Je me résigne. Je laisse Estelle gagner son procès. Elle a été déshéritée par son père, mais je lui promets de la remettre en jouissance. Un bon procédé en vaut un autre.
Je tiens ma parole (ou peu s'en faut). Je vais, accompagné d'Estelle, faire plusieurs visites à Me Lerequin. Il y a beaucoup d'avoués à Paris, mais Me Lerequin est le seul bon. C'est un homme respectueux des lois, qui s'engage à jongler avec les dernières volontés de Delanoix sans heurter aucune prescription légale. En secret, il me conseille de conserver un petit souvenir de l'héritage: une centaine de mille francs; je me rends à son avis. Estelle fait la grimace, mais tant pis... Mme Raubvogel passe encore une semaine à Paris, liquidant son établissement, solidifiant les liens qui nous attachent l'un à l'autre. Puis, elle part pour le Nord.
Deux jours après, je suis invité à me présenter devant le général de Lahaye-Marmenteau. Je trouve le général seul, dans son cabinet, jouant nerveusement avec un crayon; il a une drôle de figure, pas drôle.
—Il faut avouer, me dit-il d'une voix sévère, que vous avez été bien inconsidéré. Après la misérable affaire dans laquelle ont été compromis deux membres de votre famille, vous commettez la légèreté de vous afficher en la compagnie de la femme du traître. J'ai ici des rapports qui ne me permettent point de douter du fait. On ne pousse pas l'imprudence à ce point-là! Une pareille imprudence, en vérité, devient de l'impudence. Vous avez l'air de narguer l'autorité...
J'essaye de protester, de m'expliquer; mais le général m'impose silence. Personnellement, dit-il, il ne doute pas de moi; il a seulement voulu me mettre face à face avec les résultats possibles de mon étourderie. La preuve qu'il ne m'en veut point, c'est qu'il va me donner un bon conseil. Pourquoi ne profité-je pas de la situation particulière que me font ma présence à l'État-Major et ma qualité de fils de général pour m'établir socialement dans une position qui me mettrait à l'abri de tous et de moi-même?
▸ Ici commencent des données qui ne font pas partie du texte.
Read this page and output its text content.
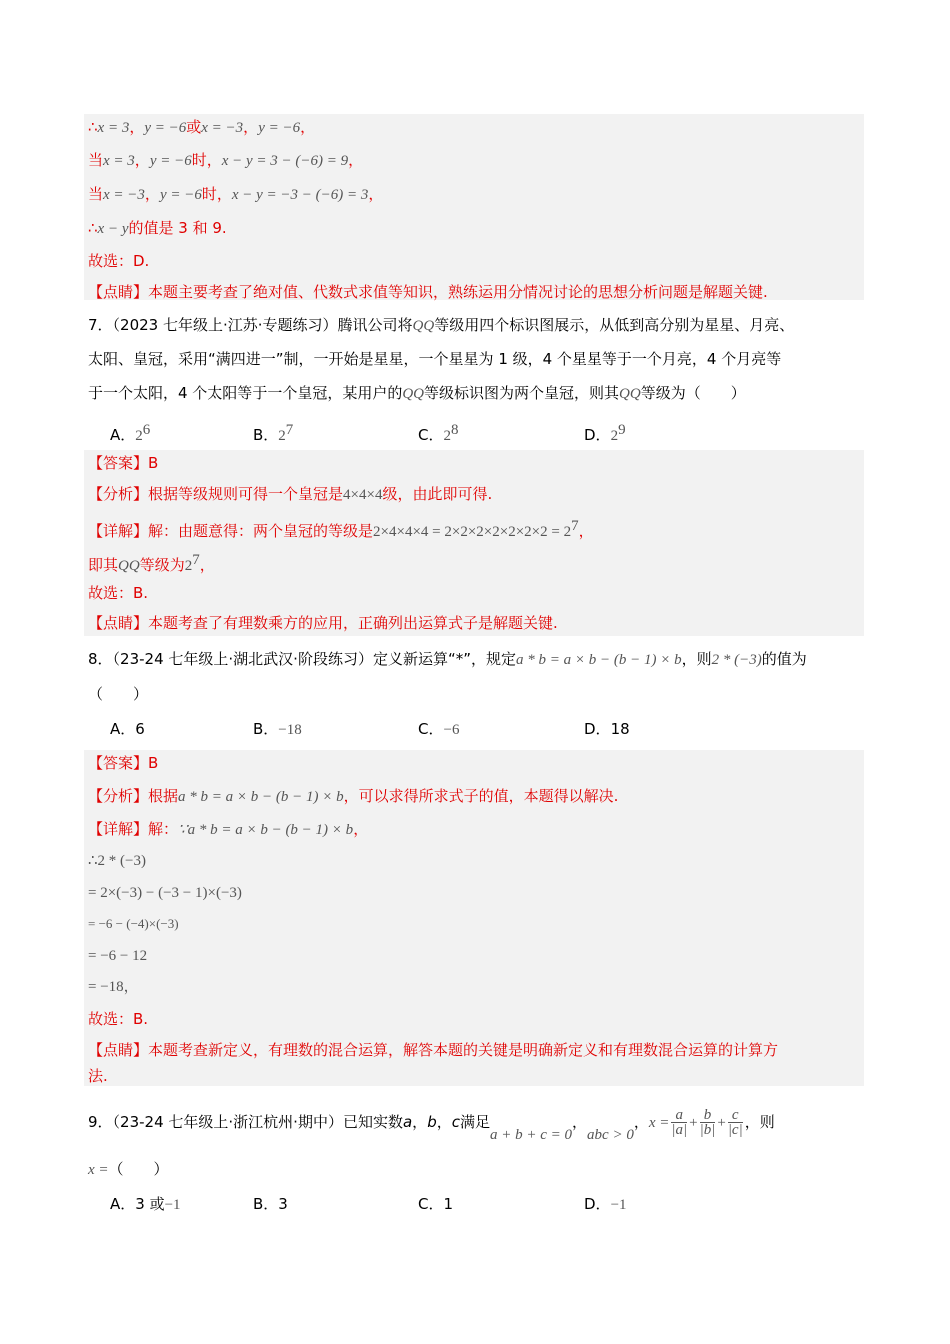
∴x = 3，y = −6或x = −3，y = −6，
当x = 3，y = −6时，x − y = 3 − (−6) = 9，
当x = −3，y = −6时，x − y = −3 − (−6) = 3，
∴x − y的值是 3 和 9.
故选：D.
【点睛】本题主要考查了绝对值、代数式求值等知识，熟练运用分情况讨论的思想分析问题是解题关键.
7．（2023 七年级上·江苏·专题练习）腾讯公司将QQ等级用四个标识图展示，从低到高分别为星星、月亮、
太阳、皇冠，采用“满四进一”制，一开始是星星，一个星星为 1 级，4 个星星等于一个月亮，4 个月亮等
于一个太阳，4 个太阳等于一个皇冠，某用户的QQ等级标识图为两个皇冠，则其QQ等级为（　　）
A．$2^6$	B．$2^7$	C．$2^8$	D．$2^9$
【答案】B
【分析】根据等级规则可得一个皇冠是4×4×4级，由此即可得.
【详解】解：由题意得：两个皇冠的等级是$2\times 4\times 4\times 4 = 2\times 2\times 2\times 2\times 2\times 2\times 2 = 2^7$，
即其QQ等级为$2^7$，
故选：B.
【点睛】本题考查了有理数乘方的应用，正确列出运算式子是解题关键.
8．（23-24 七年级上·湖北武汉·阶段练习）定义新运算“*”，规定a * b = a × b − (b − 1) × b，则2 * (−3)的值为
（　　）
A．6	B．−18	C．−6	D．18
【答案】B
【分析】根据a * b = a × b − (b − 1) × b，可以求得所求式子的值，本题得以解决.
【详解】解：∵a * b = a × b − (b − 1) × b，
∴2 * (−3)
= 2×(−3) − (−3 − 1)×(−3)
= −6 − (−4)×(−3)
= −6 − 12
= −18，
故选：B.
【点睛】本题考查新定义，有理数的混合运算，解答本题的关键是明确新定义和有理数混合运算的计算方
法.
9．（23-24 七年级上·浙江杭州·期中）已知实数a，b，c满足a + b + c = 0，abc > 0，$x = \frac{a}{|a|} + \frac{b}{|b|} + \frac{c}{|c|}$ ，则
x =（　　）
A．3 或−1	B．3	C．1	D．−1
Cette position, un mariage pourrait me l'assurer; un bon et honorable mariage; et si...
Froidement, je remercie le général; je lui déclare que je suis décidé à ne point me marier. Il me lance un regard chargé de haine, baisse la tête et reprend, d'une voix qui siffle entre ses dents:
—Vous êtes libre. Souvenez-vous seulement que la situation privilégiée à laquelle je faisais allusion tout à l'heure ne sera pas toujours la vôtre; votre poste à l'État-Major peut vous être enlevé d'un moment à l'autre; votre père, qui n'est plus jeune, peut vous manquer aussi. Et alors... Et alors, murmure le général au bout d'un instant, des langues se délieront peut-être et diront des choses que, jusqu'à présent, on n'a pas dites: des choses qui ternissent à jamais une mémoire. Notre époque aussi poursuit l'iniquité des pères sur les enfants...
Très surpris, plus que surpris, j'invite le général à s'expliquer. Il refuse. J'insiste. Il me donne l'ordre de me retirer.
J'éprouve, en quittant le cabinet du général, des sensations étranges: gêne violente, colère, inquiétude; un mystérieux et menaçant inconnu m'enserre, plane sur moi. Que faire? Ecrire à mon père? Et lui rapporter... Non; ne pas lui écrire, aller lui parler. Je rentre chez moi au plus vite. Mon ordonnance, qui m'attend, me remet un télégramme daté de Nortes; mon père, qui est au plus mal, me demande en toute hâte. Je quitte Paris par le premier train.